One of the best/easiest way to give a feeling of depth in a picture is to have a part in focus and other parts out of focus. A person’s mind says that they are focusing on a point and everything else must be further away cause it is out of focus.

A common tool to use to get the effect in an image is called TiltShift. A popular use of TiltShift being applied to an image is to make a scene more toy like.

The ease of use makes it a quick option on a smaller screen like the iPhone. The negative is that the area method to choose the part of an image being ‘in focus’ is either a straight line or a circle. Which works fine when dealing with a picture that has a small town in a large open area. This doesn’t work very well if you have something like a flower that isn’t perfectly round.

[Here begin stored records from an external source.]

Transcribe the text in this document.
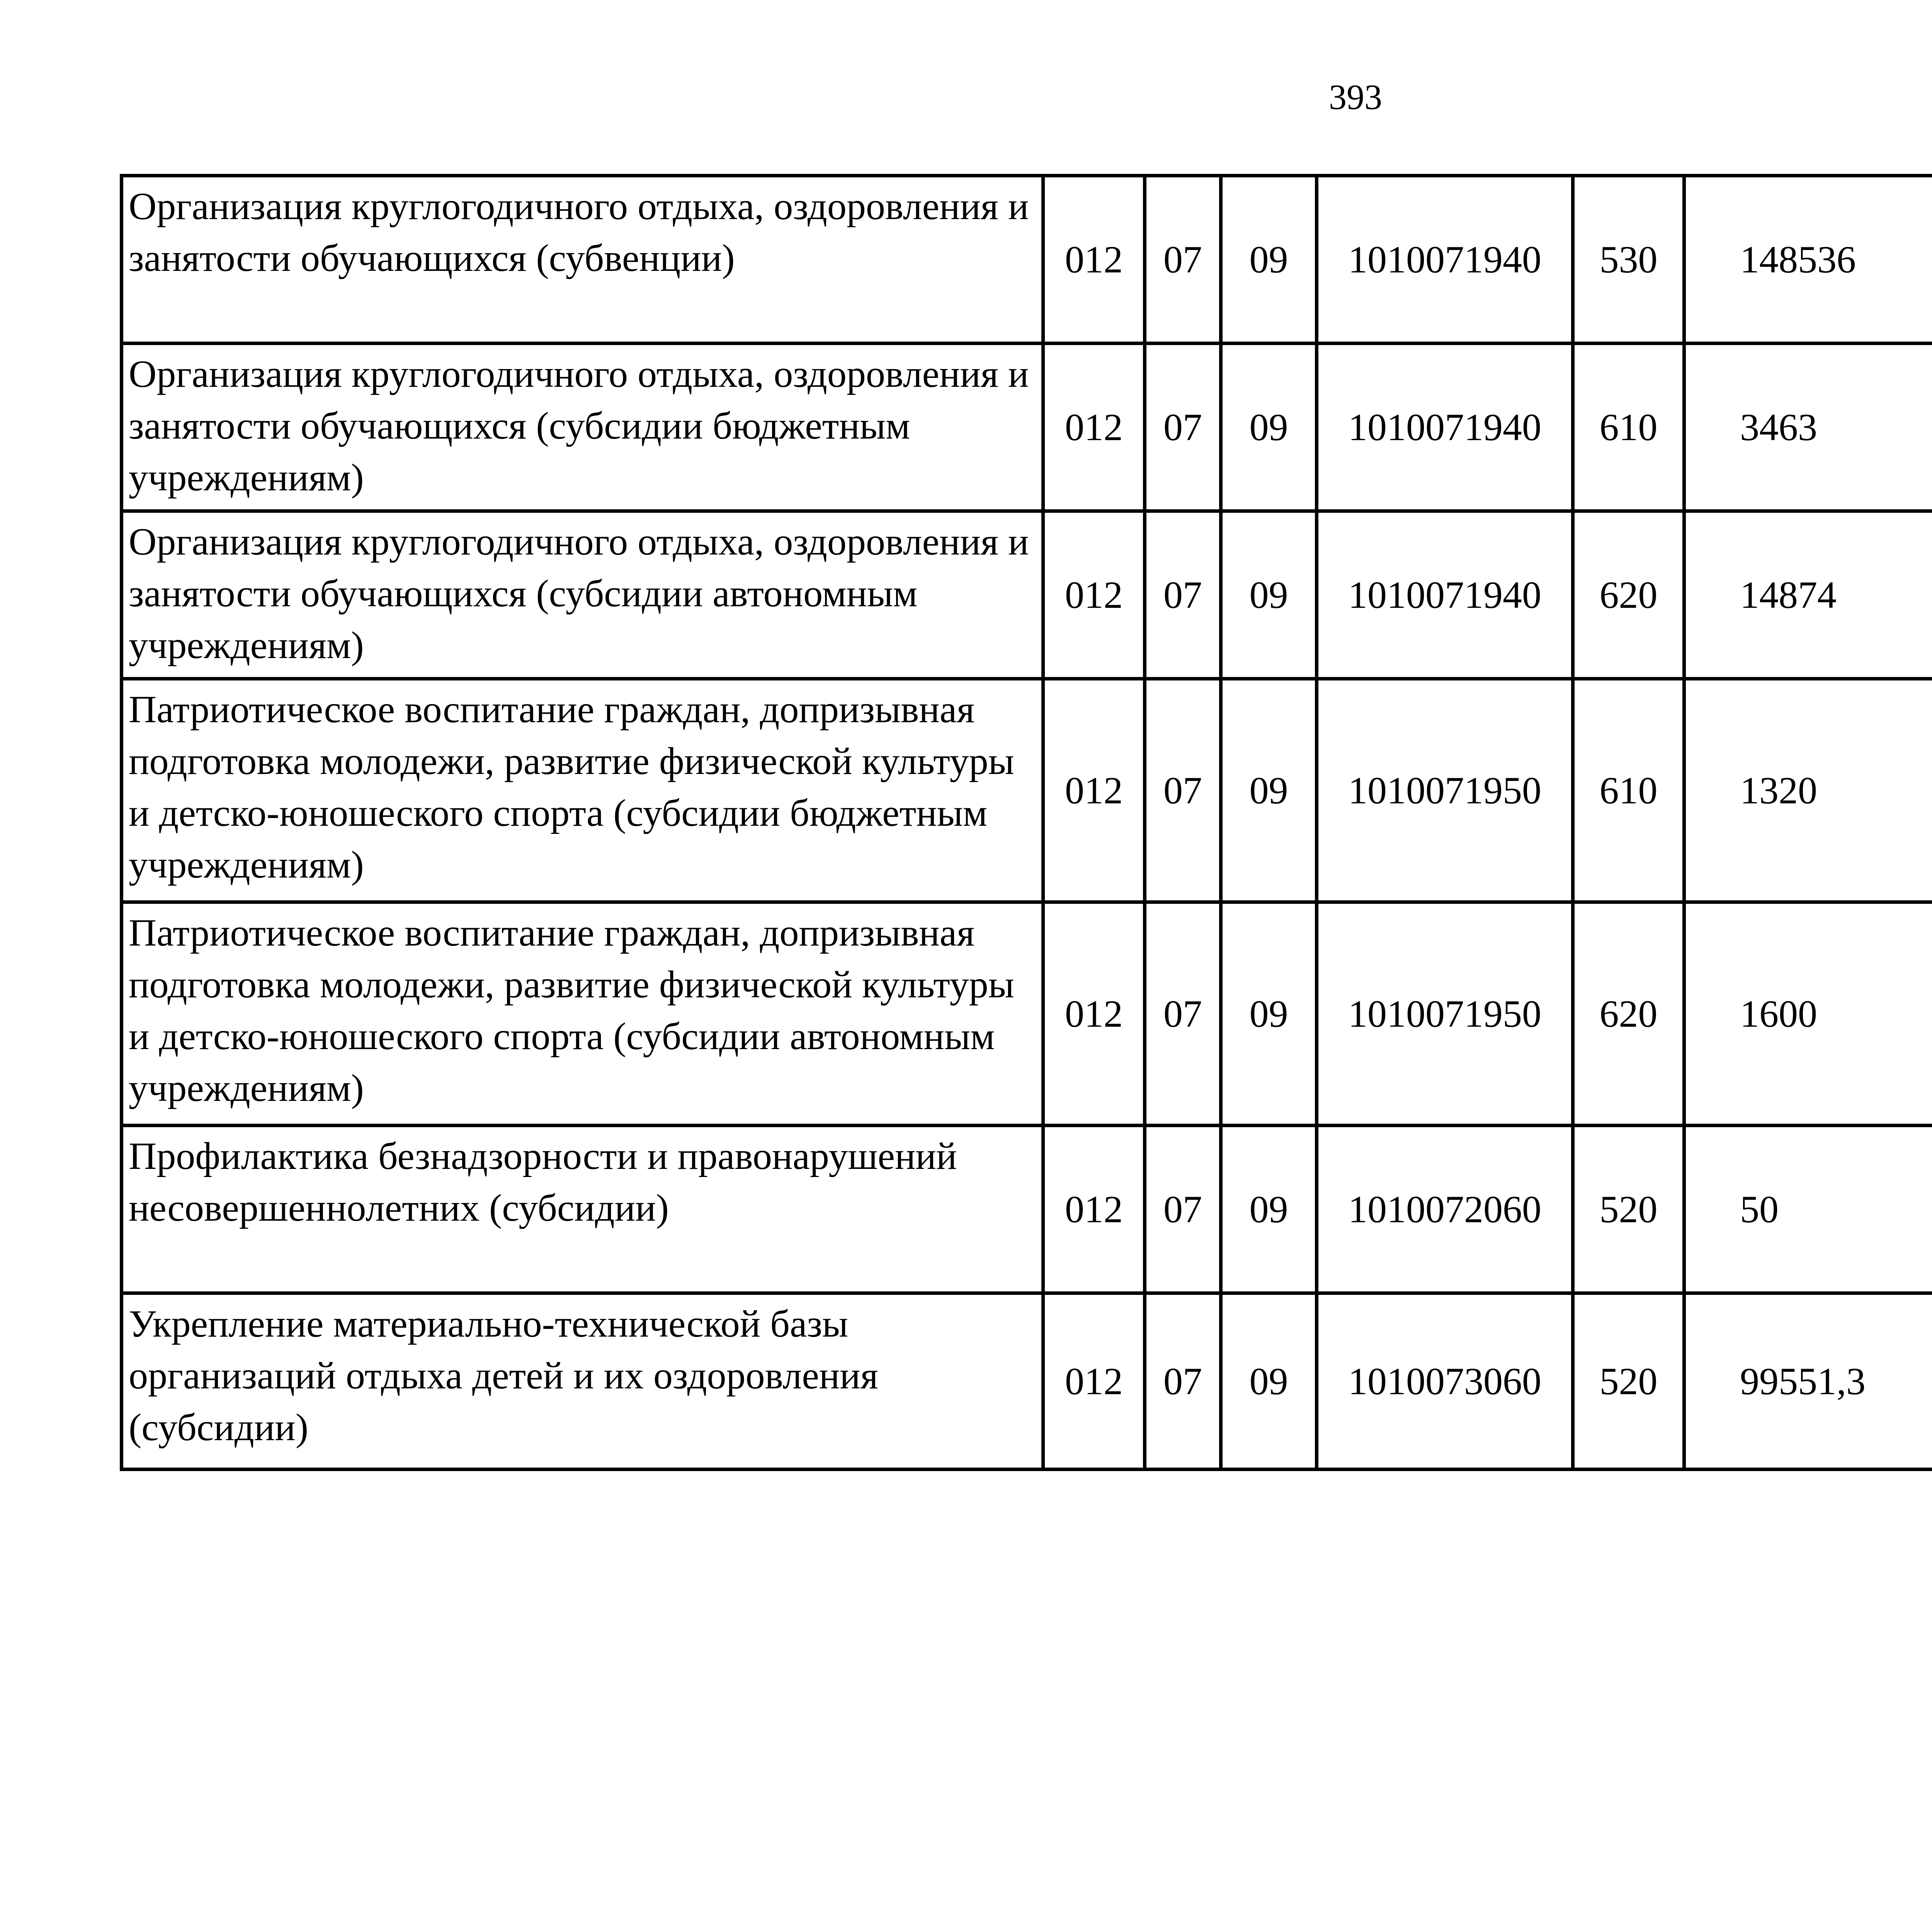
393
Организация круглогодичного отдыха, оздоровления и занятости обучающихся (субвенции)	012	07	09	1010071940	530	148536		
Организация круглогодичного отдыха, оздоровления и занятости обучающихся (субсидии бюджетным учреждениям)	012	07	09	1010071940	610	3463		
Организация круглогодичного отдыха, оздоровления и занятости обучающихся (субсидии автономным учреждениям)	012	07	09	1010071940	620	14874		
Патриотическое воспитание граждан, допризывная подготовка молодежи, развитие физической культуры и детско-юношеского спорта (субсидии бюджетным учреждениям)	012	07	09	1010071950	610	1320		
Патриотическое воспитание граждан, допризывная подготовка молодежи, развитие физической культуры и детско-юношеского спорта (субсидии автономным учреждениям)	012	07	09	1010071950	620	1600		
Профилактика безнадзорности и правонарушений несовершеннолетних (субсидии)	012	07	09	1010072060	520	50		
Укрепление материально-технической базы организаций отдыха детей и их оздоровления (субсидии)	012	07	09	1010073060	520	99551,3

There is a new app available for the iPhone does more than make parts of an image blurry. SynthCam actually does a whole of lot of math to accomplish the effect… the end result is that everything at a particular distance is in focus and things outside of that depth is blurred. So, an item with complicated edges like a flower will have it’s petals in focus and the areas between the petals will appear further away.

Because SynthCam has to have information beyond a photo to know what is at the same depth and what is further away, to work you have to take the image with SynthCam.

Using SynthCam, you tell the app what is the item (the depth) you want to be in focus. Moving your iPhone just a bit from left/right, then up/down and then hit the done button. In the background, the app takes many images per second to know what it should show in focus and what not to.

SynthCam works in landscape and portrait views. Moving the iPhone around a bit to allow the app to know what to leave in focus does take a little practice. There is an option to choose multiple points in case the level to keep in focus is in different areas that you wouldn’t be able to cover in the small movements of the iPhone. Creating images with your iPhone that would normally take an adjustable mechanical lens.